Continuous EEG monitoring and midazolam infusion for refractory nonconvulsive status epilepticus.
Claassen J, Hirsch LJ, Emerson RG, Bates JE, Thompson TB, Mayer SA
Neurology. 2001;57(6):1036.
BACKGROUND: Although cIV-MDZ has emerged as a popular alternative to barbiturate therapy for refractory status epilepticus (RSE), experience with its use for this indication is limited.
OBJECTIVE: - To evaluate the efficacy of continuous intravenous midazolam (cIV-MDZ) for attaining sustained seizure control in patients with RSE.

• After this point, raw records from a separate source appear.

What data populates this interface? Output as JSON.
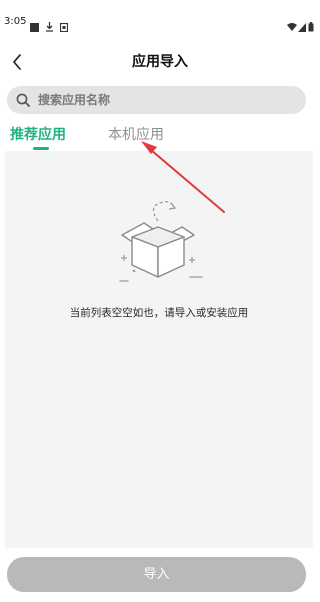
{
  "status_bar": {
    "time": "3:05",
    "icons": [
      "notification-square-icon",
      "download-icon",
      "sim-card-icon",
      "wifi-icon",
      "signal-icon",
      "battery-icon"
    ]
  },
  "header": {
    "title": "应用导入",
    "back_icon": "chevron-left-icon"
  },
  "search": {
    "placeholder": "搜索应用名称",
    "icon": "search-icon"
  },
  "tabs": [
    {
      "label": "推荐应用",
      "active": true
    },
    {
      "label": "本机应用",
      "active": false
    }
  ],
  "empty_state": {
    "icon": "empty-box-icon",
    "message": "当前列表空空如也，请导入或安装应用"
  },
  "footer": {
    "import_label": "导入"
  },
  "colors": {
    "accent": "#1eb384",
    "inactive_tab": "#8f8f8f",
    "button_disabled": "#b9b9b9",
    "content_bg": "#f4f4f4",
    "search_bg": "#e4e4e4",
    "annotation_arrow": "#e0393e"
  }
}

METHODS: The authors reviewed 33 episodes of RSE treated with cIV-MDZ in their neurologic intensive care unit over 6 years. All patients were monitored with continuous EEG (cEEG). MDZ infusion rates were titrated to eliminate clinical and EEG seizure activity; cIV-MDZ was discontinued once patients were seizure-free for 24 hours. Acute treatment failures (seizures 1 to 6 hours after starting cIV-MDZ), breakthrough seizures (after 6 hours of therapy), post-treatment seizures (within 48 hours of discontinuing therapy), and ultimate treatment failure (frequent seizures that led to treatment with pentobarbital or propofol) were identified.

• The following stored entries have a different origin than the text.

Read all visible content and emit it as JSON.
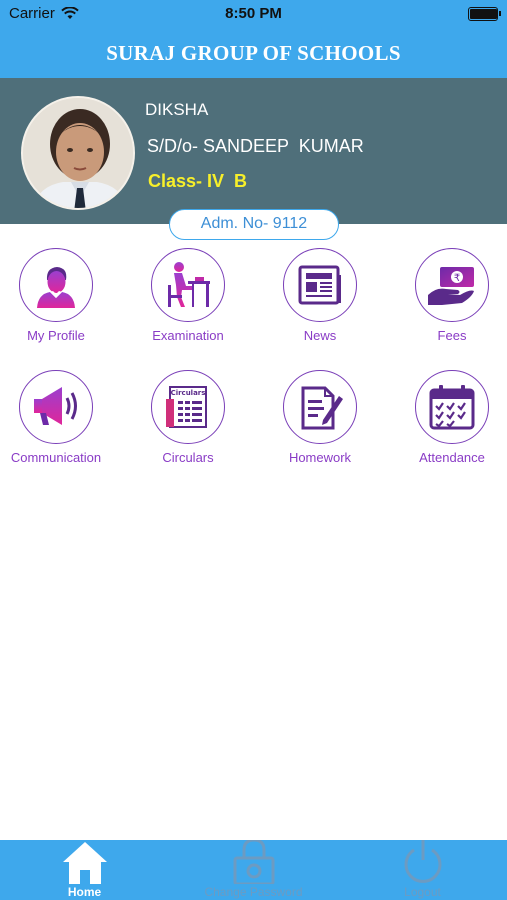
{
  "status_bar": {
    "carrier": "Carrier",
    "time": "8:50 PM",
    "battery_level": 0.95
  },
  "header": {
    "title": "SURAJ GROUP OF SCHOOLS"
  },
  "profile": {
    "name": "DIKSHA",
    "parent": "S/D/o- SANDEEP  KUMAR",
    "class": "Class- IV  B",
    "admission": "Adm. No- 9112"
  },
  "menu": {
    "items": [
      {
        "label": "My Profile",
        "icon": "user-icon"
      },
      {
        "label": "Examination",
        "icon": "exam-desk-icon"
      },
      {
        "label": "News",
        "icon": "newspaper-icon"
      },
      {
        "label": "Fees",
        "icon": "cash-hand-icon"
      },
      {
        "label": "Communication",
        "icon": "megaphone-icon"
      },
      {
        "label": "Circulars",
        "icon": "circulars-icon",
        "icon_text": "Circulars"
      },
      {
        "label": "Homework",
        "icon": "homework-icon"
      },
      {
        "label": "Attendance",
        "icon": "calendar-icon"
      }
    ]
  },
  "tab_bar": {
    "tabs": [
      {
        "label": "Home",
        "icon": "home-icon",
        "active": true
      },
      {
        "label": "Change Password",
        "icon": "lock-icon",
        "active": false
      },
      {
        "label": "Logout",
        "icon": "power-icon",
        "active": false
      }
    ]
  },
  "colors": {
    "primary": "#3ea8ec",
    "profile_band": "#4f6f7a",
    "accent_purple": "#8a3cc6",
    "class_yellow": "#f7ef2a"
  }
}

RESULTS: All patients were in nonconvulsive SE at the time cIV-MDZ was started; the mean duration of SE before treatment was 3.9 days (range 0 to 17 days). In addition to benzodiazepines, 94% of patients had received at least two antiepileptic drugs (AED) before starting cIV-MDZ. The mean loading dose was 0.19 mg/kg, the mean maximal infusion rate was 0.22 mg/kg/h, and the mean duration of cIV-MDZ therapy was 4.2 days (range 1 to 14 days). Acute treatment failure occurred in 18% (6/33) of episodes, breakthrough seizures in 56% (18/32), post-treatment seizures in 68% (19/28), and ultimate treatment failure in 18% (6/33). Breakthrough seizures were clinically subtle or purely electrographic in 89% (16/18) of cases and were associated with an increased risk of developing post-treatment seizures (p = 0.01).

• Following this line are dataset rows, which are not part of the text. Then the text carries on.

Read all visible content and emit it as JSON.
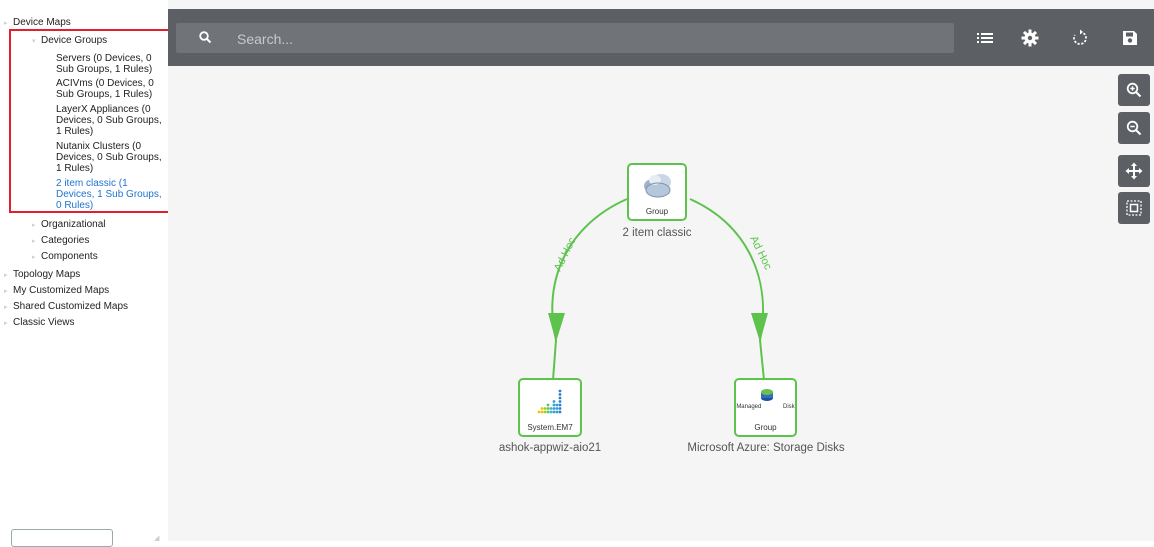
{
  "sidebar": {
    "tree": {
      "device_maps": "Device Maps",
      "device_groups": "Device Groups",
      "groups": [
        {
          "line1": "Servers (0 Devices, 0",
          "line2": "Sub Groups, 1 Rules)"
        },
        {
          "line1": "ACIVms (0 Devices, 0",
          "line2": "Sub Groups, 1 Rules)"
        },
        {
          "line1": "LayerX Appliances (0",
          "line2": "Devices, 0 Sub Groups,",
          "line3": "1 Rules)"
        },
        {
          "line1": "Nutanix Clusters (0",
          "line2": "Devices, 0 Sub Groups,",
          "line3": "1 Rules)"
        },
        {
          "line1": "2 item classic (1",
          "line2": "Devices, 1 Sub Groups,",
          "line3": "0 Rules)"
        }
      ],
      "organizational": "Organizational",
      "categories": "Categories",
      "components": "Components",
      "topology_maps": "Topology Maps",
      "my_customized_maps": "My Customized Maps",
      "shared_customized_maps": "Shared Customized Maps",
      "classic_views": "Classic Views"
    }
  },
  "toolbar": {
    "search_placeholder": "Search...",
    "icons": [
      "search-icon",
      "list-icon",
      "gear-icon",
      "refresh-icon",
      "save-icon"
    ]
  },
  "zoom_controls": [
    "zoom-in-icon",
    "zoom-out-icon",
    "move-icon",
    "fit-to-screen-icon"
  ],
  "graph": {
    "nodes": [
      {
        "type_label": "Group",
        "name": "2 item classic",
        "icon": "cloud-group-icon"
      },
      {
        "type_label": "System.EM7",
        "name": "ashok-appwiz-aio21",
        "icon": "em7-dots-icon"
      },
      {
        "type_label": "Group",
        "badge": "Managed Disk",
        "name": "Microsoft Azure: Storage Disks",
        "icon": "managed-disk-icon"
      }
    ],
    "edges": [
      {
        "label": "Ad Hoc"
      },
      {
        "label": "Ad Hoc"
      }
    ]
  },
  "colors": {
    "toolbar_bg": "#5c5f63",
    "canvas_bg": "#f5f5f5",
    "edge_green": "#5dc34d",
    "highlight_red": "#e2202b",
    "selected_link": "#1f73d1"
  }
}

CONCLUSIONS: Although most patients with RSE initially responded to cIV-MDZ, over half developed subsequent breakthrough seizures, which were predictive of post-treatment seizures and were often detectable only with cEEG. Titrating cIV-MDZ to burst suppression, more aggressive treatment with concurrent AED, or a longer period of initial treatment may reduce the high proportion of patients with RSE who relapse after cIV-MDZ is discontinued.
Department of Neurology, Division of Critical Care Neurology, Columbia University College of Physicians and Surgeons, New York, NY 10032, USA.